I think more and more organizations are focusing on how stigma is a huge barrier to the individual woman because it cuts her off from the community that might be supportive to her because the assumption is that she has done something wrong and that she will be shamed and will not be supported. We’ve all had the experience in the United States, for example, of being in a situation where we’re a little nervous saying that we’re in support of women making decisions about their bodies and abortion because we think the whole room is anti-choice, only to find that when we speak up other people speak up too. But I think stigma has been internalized by us as advocates and by clinicians, as well as by women, and that is a huge barrier to building the connections that would support providers and women and mobilize neighbors.

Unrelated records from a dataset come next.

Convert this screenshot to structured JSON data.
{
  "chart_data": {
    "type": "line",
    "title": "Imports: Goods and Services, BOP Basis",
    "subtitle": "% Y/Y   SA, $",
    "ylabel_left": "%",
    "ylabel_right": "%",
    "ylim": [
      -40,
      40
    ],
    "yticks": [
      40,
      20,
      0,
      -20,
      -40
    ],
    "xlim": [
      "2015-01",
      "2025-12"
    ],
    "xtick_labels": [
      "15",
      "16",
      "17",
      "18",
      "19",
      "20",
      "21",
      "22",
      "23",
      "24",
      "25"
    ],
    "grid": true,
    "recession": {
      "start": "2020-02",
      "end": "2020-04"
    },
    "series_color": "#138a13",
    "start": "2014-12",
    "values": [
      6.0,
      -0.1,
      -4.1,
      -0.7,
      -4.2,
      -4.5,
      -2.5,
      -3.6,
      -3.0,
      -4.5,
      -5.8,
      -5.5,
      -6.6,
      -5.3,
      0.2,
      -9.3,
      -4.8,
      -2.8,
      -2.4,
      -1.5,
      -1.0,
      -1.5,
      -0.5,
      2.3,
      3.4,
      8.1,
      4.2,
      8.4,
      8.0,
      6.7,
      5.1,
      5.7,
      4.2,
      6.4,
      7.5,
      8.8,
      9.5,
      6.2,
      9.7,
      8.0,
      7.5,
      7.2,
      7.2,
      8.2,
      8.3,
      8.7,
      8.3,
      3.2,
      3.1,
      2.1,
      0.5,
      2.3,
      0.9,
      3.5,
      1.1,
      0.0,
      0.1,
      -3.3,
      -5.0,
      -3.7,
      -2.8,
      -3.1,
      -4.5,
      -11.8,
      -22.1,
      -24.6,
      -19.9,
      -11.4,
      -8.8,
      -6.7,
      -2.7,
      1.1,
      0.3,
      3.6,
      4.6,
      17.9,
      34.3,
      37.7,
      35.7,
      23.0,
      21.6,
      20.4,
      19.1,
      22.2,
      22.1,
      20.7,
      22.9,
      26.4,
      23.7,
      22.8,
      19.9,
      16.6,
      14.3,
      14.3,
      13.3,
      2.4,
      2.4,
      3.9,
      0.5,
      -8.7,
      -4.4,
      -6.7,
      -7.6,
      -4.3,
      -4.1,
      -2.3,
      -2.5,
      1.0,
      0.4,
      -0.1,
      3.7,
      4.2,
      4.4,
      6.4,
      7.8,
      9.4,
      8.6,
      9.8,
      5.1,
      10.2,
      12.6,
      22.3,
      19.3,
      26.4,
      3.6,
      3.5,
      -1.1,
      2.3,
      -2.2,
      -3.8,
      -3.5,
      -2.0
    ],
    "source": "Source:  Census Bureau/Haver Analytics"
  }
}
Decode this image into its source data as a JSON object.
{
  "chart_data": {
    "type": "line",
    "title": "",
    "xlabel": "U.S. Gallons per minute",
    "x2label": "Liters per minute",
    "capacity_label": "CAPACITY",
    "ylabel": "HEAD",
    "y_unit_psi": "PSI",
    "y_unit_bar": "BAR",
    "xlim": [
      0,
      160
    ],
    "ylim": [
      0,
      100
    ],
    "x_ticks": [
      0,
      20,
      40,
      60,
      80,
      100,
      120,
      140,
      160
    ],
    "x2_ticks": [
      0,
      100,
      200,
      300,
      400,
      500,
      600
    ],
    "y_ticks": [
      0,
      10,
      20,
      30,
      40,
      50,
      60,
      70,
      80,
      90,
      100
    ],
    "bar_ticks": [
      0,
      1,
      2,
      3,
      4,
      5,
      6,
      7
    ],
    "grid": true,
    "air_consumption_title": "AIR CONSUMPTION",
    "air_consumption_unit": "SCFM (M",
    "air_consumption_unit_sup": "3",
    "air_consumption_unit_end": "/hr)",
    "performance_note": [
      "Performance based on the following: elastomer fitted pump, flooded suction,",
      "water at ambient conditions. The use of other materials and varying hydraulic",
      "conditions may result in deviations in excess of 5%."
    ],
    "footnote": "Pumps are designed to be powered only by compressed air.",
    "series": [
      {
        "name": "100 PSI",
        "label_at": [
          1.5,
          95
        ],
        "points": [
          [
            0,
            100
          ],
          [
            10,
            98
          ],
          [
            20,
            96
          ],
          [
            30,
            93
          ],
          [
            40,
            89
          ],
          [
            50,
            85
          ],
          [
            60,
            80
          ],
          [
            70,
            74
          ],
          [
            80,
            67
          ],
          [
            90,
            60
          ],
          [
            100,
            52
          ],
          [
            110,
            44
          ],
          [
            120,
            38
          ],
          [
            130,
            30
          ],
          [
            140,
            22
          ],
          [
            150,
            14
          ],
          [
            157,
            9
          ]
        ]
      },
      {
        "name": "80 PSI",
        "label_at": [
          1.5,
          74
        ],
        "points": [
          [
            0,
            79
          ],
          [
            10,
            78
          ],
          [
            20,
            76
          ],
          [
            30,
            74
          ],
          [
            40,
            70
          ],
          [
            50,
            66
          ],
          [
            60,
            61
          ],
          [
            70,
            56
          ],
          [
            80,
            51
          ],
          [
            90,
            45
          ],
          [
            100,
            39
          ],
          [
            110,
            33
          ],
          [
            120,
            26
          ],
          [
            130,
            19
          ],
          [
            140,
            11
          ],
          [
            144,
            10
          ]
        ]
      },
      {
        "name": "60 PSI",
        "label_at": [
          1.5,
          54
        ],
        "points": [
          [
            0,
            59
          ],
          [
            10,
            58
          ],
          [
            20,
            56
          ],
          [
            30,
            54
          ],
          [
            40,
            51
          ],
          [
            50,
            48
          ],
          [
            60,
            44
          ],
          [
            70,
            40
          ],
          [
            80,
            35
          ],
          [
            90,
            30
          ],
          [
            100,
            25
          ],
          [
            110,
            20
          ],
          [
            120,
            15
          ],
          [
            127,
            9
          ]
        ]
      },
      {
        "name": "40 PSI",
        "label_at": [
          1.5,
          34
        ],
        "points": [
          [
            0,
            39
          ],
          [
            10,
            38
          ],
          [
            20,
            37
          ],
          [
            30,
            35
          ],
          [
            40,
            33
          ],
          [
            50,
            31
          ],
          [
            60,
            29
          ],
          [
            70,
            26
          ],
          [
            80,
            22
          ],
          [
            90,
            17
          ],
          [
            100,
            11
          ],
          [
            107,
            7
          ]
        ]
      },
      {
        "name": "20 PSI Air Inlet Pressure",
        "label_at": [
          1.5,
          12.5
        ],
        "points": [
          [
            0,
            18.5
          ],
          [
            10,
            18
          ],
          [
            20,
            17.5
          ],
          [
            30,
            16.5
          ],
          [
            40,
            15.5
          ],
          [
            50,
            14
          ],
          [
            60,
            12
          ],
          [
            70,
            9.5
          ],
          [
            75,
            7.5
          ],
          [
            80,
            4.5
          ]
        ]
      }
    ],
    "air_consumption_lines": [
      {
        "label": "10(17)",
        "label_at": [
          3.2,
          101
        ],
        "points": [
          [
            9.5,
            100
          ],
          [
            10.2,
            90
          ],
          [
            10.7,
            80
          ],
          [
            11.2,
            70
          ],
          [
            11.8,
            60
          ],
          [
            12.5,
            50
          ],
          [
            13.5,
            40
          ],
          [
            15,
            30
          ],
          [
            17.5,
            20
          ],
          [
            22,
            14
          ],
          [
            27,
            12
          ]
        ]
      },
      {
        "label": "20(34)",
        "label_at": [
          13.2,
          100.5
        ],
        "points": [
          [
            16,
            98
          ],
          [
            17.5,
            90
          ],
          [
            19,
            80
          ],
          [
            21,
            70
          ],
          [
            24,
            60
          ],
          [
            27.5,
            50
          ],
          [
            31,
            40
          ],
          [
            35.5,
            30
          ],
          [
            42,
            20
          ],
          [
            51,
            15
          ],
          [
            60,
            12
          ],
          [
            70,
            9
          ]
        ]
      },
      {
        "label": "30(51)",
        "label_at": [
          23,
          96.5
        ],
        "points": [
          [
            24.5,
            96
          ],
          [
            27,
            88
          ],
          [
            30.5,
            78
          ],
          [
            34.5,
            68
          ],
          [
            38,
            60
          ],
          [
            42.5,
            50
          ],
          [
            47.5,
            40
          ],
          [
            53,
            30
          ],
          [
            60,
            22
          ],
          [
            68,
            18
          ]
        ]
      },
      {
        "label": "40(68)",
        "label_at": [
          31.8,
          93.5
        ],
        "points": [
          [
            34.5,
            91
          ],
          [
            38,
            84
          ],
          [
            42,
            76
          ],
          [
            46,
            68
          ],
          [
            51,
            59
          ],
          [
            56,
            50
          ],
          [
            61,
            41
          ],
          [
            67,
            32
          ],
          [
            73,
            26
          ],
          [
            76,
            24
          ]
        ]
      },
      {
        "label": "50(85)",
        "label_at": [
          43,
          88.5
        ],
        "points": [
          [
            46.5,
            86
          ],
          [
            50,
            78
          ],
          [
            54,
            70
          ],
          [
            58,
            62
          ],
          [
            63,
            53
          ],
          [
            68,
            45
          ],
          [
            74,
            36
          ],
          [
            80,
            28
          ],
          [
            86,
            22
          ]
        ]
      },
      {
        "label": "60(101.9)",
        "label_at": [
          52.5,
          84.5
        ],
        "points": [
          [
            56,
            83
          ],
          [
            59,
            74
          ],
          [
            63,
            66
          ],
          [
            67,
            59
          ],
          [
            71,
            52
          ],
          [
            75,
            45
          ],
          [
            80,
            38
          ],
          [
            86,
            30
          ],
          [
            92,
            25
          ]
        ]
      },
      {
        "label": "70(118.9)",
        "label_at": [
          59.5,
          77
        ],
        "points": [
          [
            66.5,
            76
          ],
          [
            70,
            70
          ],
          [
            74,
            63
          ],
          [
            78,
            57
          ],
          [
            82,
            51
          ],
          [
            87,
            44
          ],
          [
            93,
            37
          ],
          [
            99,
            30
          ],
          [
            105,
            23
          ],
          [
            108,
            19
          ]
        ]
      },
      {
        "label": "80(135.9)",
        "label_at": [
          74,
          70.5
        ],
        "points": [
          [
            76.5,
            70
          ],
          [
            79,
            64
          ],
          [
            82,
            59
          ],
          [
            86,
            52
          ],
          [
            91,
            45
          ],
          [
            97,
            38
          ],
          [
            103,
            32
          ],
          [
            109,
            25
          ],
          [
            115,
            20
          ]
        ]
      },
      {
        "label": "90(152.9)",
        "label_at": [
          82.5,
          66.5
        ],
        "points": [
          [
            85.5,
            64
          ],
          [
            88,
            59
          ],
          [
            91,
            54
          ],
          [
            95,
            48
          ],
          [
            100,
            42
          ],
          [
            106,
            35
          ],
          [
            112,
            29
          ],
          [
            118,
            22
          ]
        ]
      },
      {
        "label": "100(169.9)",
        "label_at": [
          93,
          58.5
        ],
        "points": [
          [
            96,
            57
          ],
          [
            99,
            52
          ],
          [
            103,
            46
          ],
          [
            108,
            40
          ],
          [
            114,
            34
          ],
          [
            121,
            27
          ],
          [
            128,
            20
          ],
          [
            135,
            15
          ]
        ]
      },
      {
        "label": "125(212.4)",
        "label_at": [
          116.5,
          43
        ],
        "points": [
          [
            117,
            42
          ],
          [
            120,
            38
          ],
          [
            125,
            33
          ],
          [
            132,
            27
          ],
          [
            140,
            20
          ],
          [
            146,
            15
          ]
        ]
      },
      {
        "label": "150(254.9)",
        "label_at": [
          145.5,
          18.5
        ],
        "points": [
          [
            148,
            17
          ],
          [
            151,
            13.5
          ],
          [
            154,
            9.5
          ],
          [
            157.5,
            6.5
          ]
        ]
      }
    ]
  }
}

I was struck by the media reports of a woman in Idaho, in the United States, who was being prosecuted for self-inducing and how nobody in her community would talk to her. All I could think was there had to be other women in that community who have had abortions. Why are we as a movement not going out there and helping her find those supportive networks and helping to build them?
With Women on Web, our very first training was in Tanzania and we started building support with community activists by asking how many people had had somebody close to them either injured or die in an unsafe abortion. Almost everyone in the room raised their hand. That alone built community so that when we got to people’s feelings about abortion, there was more room for those who were less comfortable about it to talk without anybody feeling threatened, and I think that is the kind of community building we need to do more of. We as a movement have not taken on the community building needed to overcome the stigma and move ourselves and the women we want to help forward.
Do you have any additional thoughts on innovative strategies that might increase women’s access to information and medical abortion drugs?
With Women on Web, we’re trying to think about the reality that in a lot of developing countries, mobile phones are far more prevalent than computers and text messaging is not expensive. How can we use that to push out information in a more creative way?
Are there any exciting new strategies that don’t involve electronic technology?
Word-of-mouth is word-of-mouth whether it happens through Facebook, or me talking to you on the telephone, or me meeting you under the tree in the yard at the marketplace. In some ways, the basic woman-to-woman connection is still the most effective; it’s just that we now have ways to connect women that are not face-to-face.
I also think we’re all learning to use language better—how not to talk about complete abortion, for example, or not to talk about symptoms of pregnancy without explaining what those symptoms are. Those aren’t innovations, but we’re learning in the person-to-person context how to be clearer and more precise. So much information sharing happens between women who are not clinicians or professionals, and we are getting better at how to talk about the process in a way that more matches what the woman’s experience and concerns are. So I think the innovation may be the understanding that you don’t have to be a clinician to be an expert in medical abortion.